Nato dalla penna di John Arbuthnot all'inizio del 700, Bull è considerato il precursore del più celebre Zio Sam.

Il suo è il tipico buon senso civico del contadino che non si cura troppo di quello che accade oltre lo steccato che delimita il suo piccolo possedimento, dal quale trae abbastanza per vivere dignitosamente. Non ha i tratti dell'eroe Yankee o quello del giacobino francese, ma si difende dondolando i nipotini che vengono a trovarlo. Semplicemente, spilla la sua pinta di birra e si gode il landscape dei never-ending giardini inglesi.

La stampa britannica ha spesso ricorso a questo personaggio della narrazione culturale popolare per indicare l'essenziale britannico, in contrasto e conflitto con Louis Baboon, che nella penna dei vignettisti d'oltremanica altro non era se non lo storpiamento della Casa dei Borboni, all'epoca acerrimi nemici dei britannici, e con i quali s'instaurò una specie di competizione sul fasto delle corti.

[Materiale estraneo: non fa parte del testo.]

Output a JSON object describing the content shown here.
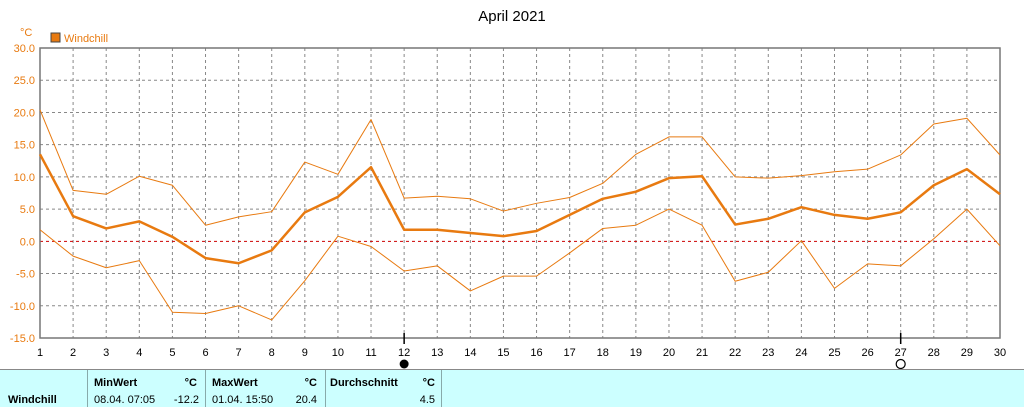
{
  "chart_data": {
    "type": "line",
    "title": "April 2021",
    "y_unit": "°C",
    "ylim": [
      -15,
      30
    ],
    "y_ticks": [
      "30.0",
      "25.0",
      "20.0",
      "15.0",
      "10.0",
      "5.0",
      "0.0",
      "-5.0",
      "-10.0",
      "-15.0"
    ],
    "x": [
      1,
      2,
      3,
      4,
      5,
      6,
      7,
      8,
      9,
      10,
      11,
      12,
      13,
      14,
      15,
      16,
      17,
      18,
      19,
      20,
      21,
      22,
      23,
      24,
      25,
      26,
      27,
      28,
      29,
      30
    ],
    "legend": [
      "Windchill"
    ],
    "grid": true,
    "series": [
      {
        "name": "Windchill",
        "role": "mean",
        "color": "#e87a10",
        "values": [
          13.5,
          3.9,
          2.0,
          3.1,
          0.7,
          -2.6,
          -3.4,
          -1.4,
          4.5,
          6.9,
          11.5,
          1.8,
          1.8,
          1.3,
          0.8,
          1.6,
          4.1,
          6.6,
          7.7,
          9.8,
          10.1,
          2.6,
          3.5,
          5.3,
          4.1,
          3.5,
          4.5,
          8.7,
          11.2,
          7.3
        ]
      },
      {
        "role": "max",
        "color": "#e87a10",
        "values": [
          20.4,
          7.9,
          7.3,
          10.1,
          8.7,
          2.5,
          3.8,
          4.6,
          12.3,
          10.4,
          18.9,
          6.7,
          7.0,
          6.6,
          4.7,
          5.9,
          6.8,
          9.0,
          13.5,
          16.2,
          16.2,
          10.0,
          9.8,
          10.2,
          10.8,
          11.2,
          13.4,
          18.2,
          19.1,
          13.4
        ]
      },
      {
        "role": "min",
        "color": "#e87a10",
        "values": [
          1.8,
          -2.3,
          -4.1,
          -3.0,
          -11.0,
          -11.2,
          -10.0,
          -12.2,
          -6.1,
          0.8,
          -0.8,
          -4.6,
          -3.8,
          -7.7,
          -5.4,
          -5.4,
          -1.8,
          2.0,
          2.5,
          5.0,
          2.5,
          -6.2,
          -4.8,
          0.1,
          -7.3,
          -3.5,
          -3.8,
          0.4,
          5.0,
          -0.7
        ]
      }
    ],
    "zero_line": {
      "value": 0,
      "style": "dashed",
      "color": "#cc0000"
    },
    "moon_markers": [
      {
        "day": 12,
        "phase": "new-moon"
      },
      {
        "day": 27,
        "phase": "full-moon"
      }
    ]
  },
  "stats": {
    "label": "Windchill",
    "min_header": "MinWert",
    "min_unit": "°C",
    "min_time": "08.04.  07:05",
    "min_value": "-12.2",
    "max_header": "MaxWert",
    "max_unit": "°C",
    "max_time": "01.04.  15:50",
    "max_value": "20.4",
    "avg_header": "Durchschnitt",
    "avg_unit": "°C",
    "avg_value": "4.5"
  }
}
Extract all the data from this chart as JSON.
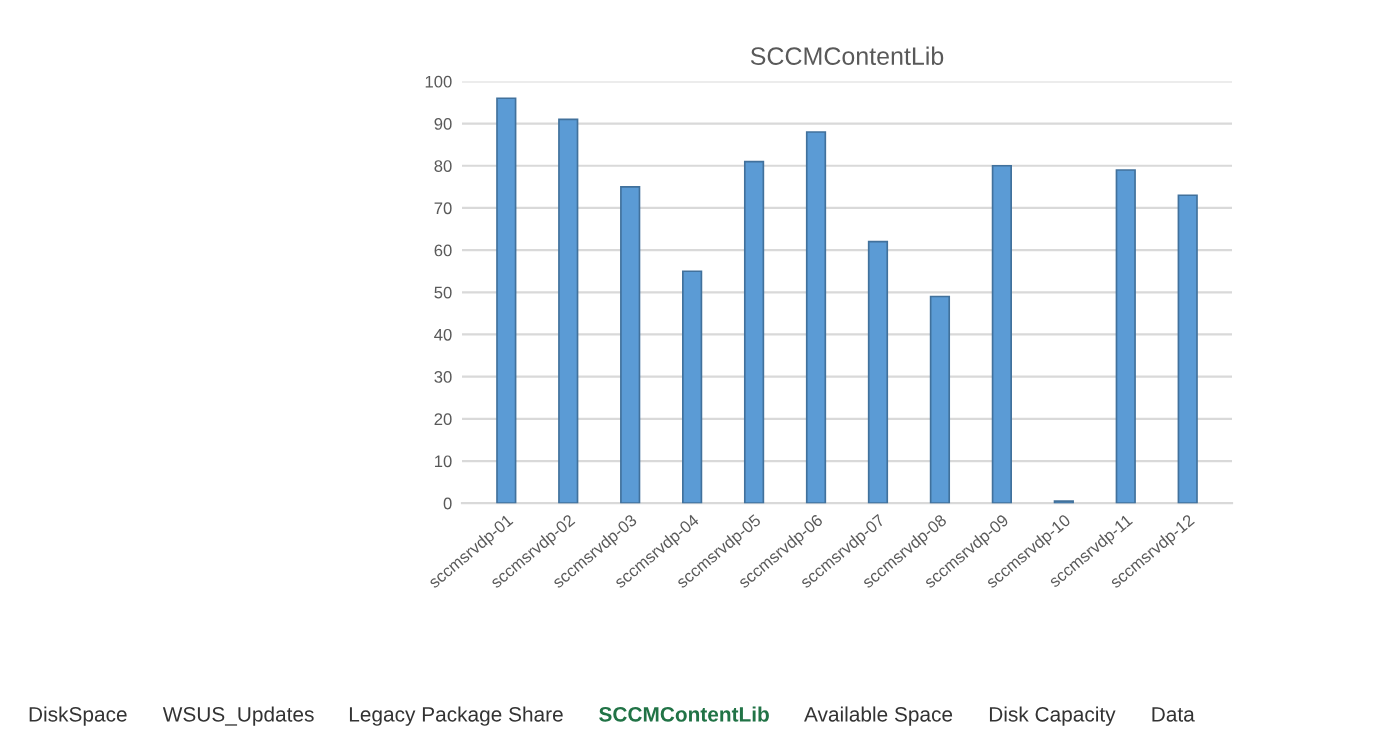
{
  "chart_data": {
    "type": "bar",
    "title": "SCCMContentLib",
    "categories": [
      "sccmsrvdp-01",
      "sccmsrvdp-02",
      "sccmsrvdp-03",
      "sccmsrvdp-04",
      "sccmsrvdp-05",
      "sccmsrvdp-06",
      "sccmsrvdp-07",
      "sccmsrvdp-08",
      "sccmsrvdp-09",
      "sccmsrvdp-10",
      "sccmsrvdp-11",
      "sccmsrvdp-12"
    ],
    "values": [
      96,
      91,
      75,
      55,
      81,
      88,
      62,
      49,
      80,
      0.5,
      79,
      73
    ],
    "color": "#5b9bd5",
    "ylim": [
      0,
      100
    ],
    "yticks": [
      0,
      10,
      20,
      30,
      40,
      50,
      60,
      70,
      80,
      90,
      100
    ],
    "grid": "y",
    "legend": false,
    "annotations": [
      "DiskSpace",
      "WSUS_Updates",
      "Legacy Package Share",
      "SCCMContentLib",
      "Available Space",
      "Disk Capacity",
      "Data"
    ]
  }
}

Forse, all'inizio, i britannici ebbero la meglio, se è vero che dalla fine dell'800 alcuni loro ingegneri si occuparono della sistemazione della rete idrica francese - quella disastrata parigina, in particolare - salvo poi un secolo dopo importare a camionate eau Evian in bottigliette da 250 ml.

I popolari tabloid inglesi, più attenti al gossip e alle foto di donne svestite, come il Sun e il Daily Mail, hanno recentemente tirato fuori questo personaggio, ma in chiave antieuropeista.

Sfogliati da molti inglesi, ma letti in particolare dalla classe operaia e contadina, ancora molto presente nella campagna tra Londra e Scozia, distribuiti a prezzi stracciati da portalettere che ti raggiungono anche se sei più isolato dell'ultimo giapponese, questi giornali hanno veicolato il messaggio più caro agli inglesi:”I want my country/money back”. Semplice, chiaro, complesso da contro argomentare, questo slogan ha presentato una Inghilterra assediata dal Regno Unito, ovvero un Regno Unito assediato dall'immigrazione, quindi da Bruxelles. Immigrazione, per un errore dell'ormai ex premier Cameron, è il termine con il quale sono stati indicati sia i cittadini comunitari “tanti, che assediano l'economia britannica in cerca di lavoro” sia quelli che dal Medio oriente o Nord Africa, per intenderci, nei decenni hanno portato alla candidatura ed elezione di un sindaco islamico a Londra. Gli stessi immigrati dal Commonwealth e non solo che molto prima avevano rovesciato la proporzione white/non white nelle regioni del Nord come lo Yorkshire, ribattezzato Bradistan dalla stampa più irriverente del paese; ma anche prodotto star mondiali note a tutti, come Farrokh Bulsara, ad esempio.

Nella contea metropolitana del Tyne and Wear, tipicamente feudo del partito laburista, politicamente defunto e mediaticamente silenzioso, il voto verso la Brexit ha sorpreso non poco i commentatori, viste le poco velate minacce di alcune Big Companies che in quel luogo hanno piantato radici, le quali in caso di Brexit avevano paventato di lasciare, quindi impoverire la regione. Certo, per vili ragioni economiche, che poi sono le stesse per il quale l'Unione chiede maggiore integrazione, appunto, per contrastare Cina e ultimi arrivati.

Ancora una volta, il grido del Sun e del Daily Mail, è stato quello indistinto contro gli “Immigrati”. Ovvero, quel misero 3% di popolazione non “white con i capelli chiari” che in quella periferia, rispetto alle percentuali di Londra all'11/13 %, è stata al centro della campagna di odio di questi due tabloid.

Ha vinto lo slogan dei Brexits: “I want my country/money back”, senza nemmeno dover spiegare l'enorme quantità di finanziamenti targati UE arrivati negli anni per finanziare riconversioni e progetti di sviluppo. Insomma, la forza di quel panzone di John Bull ha vinto sul futuro di quelle famiglie che ingenuamente pensano di risorgere inondando il tunnel sotto la Manica.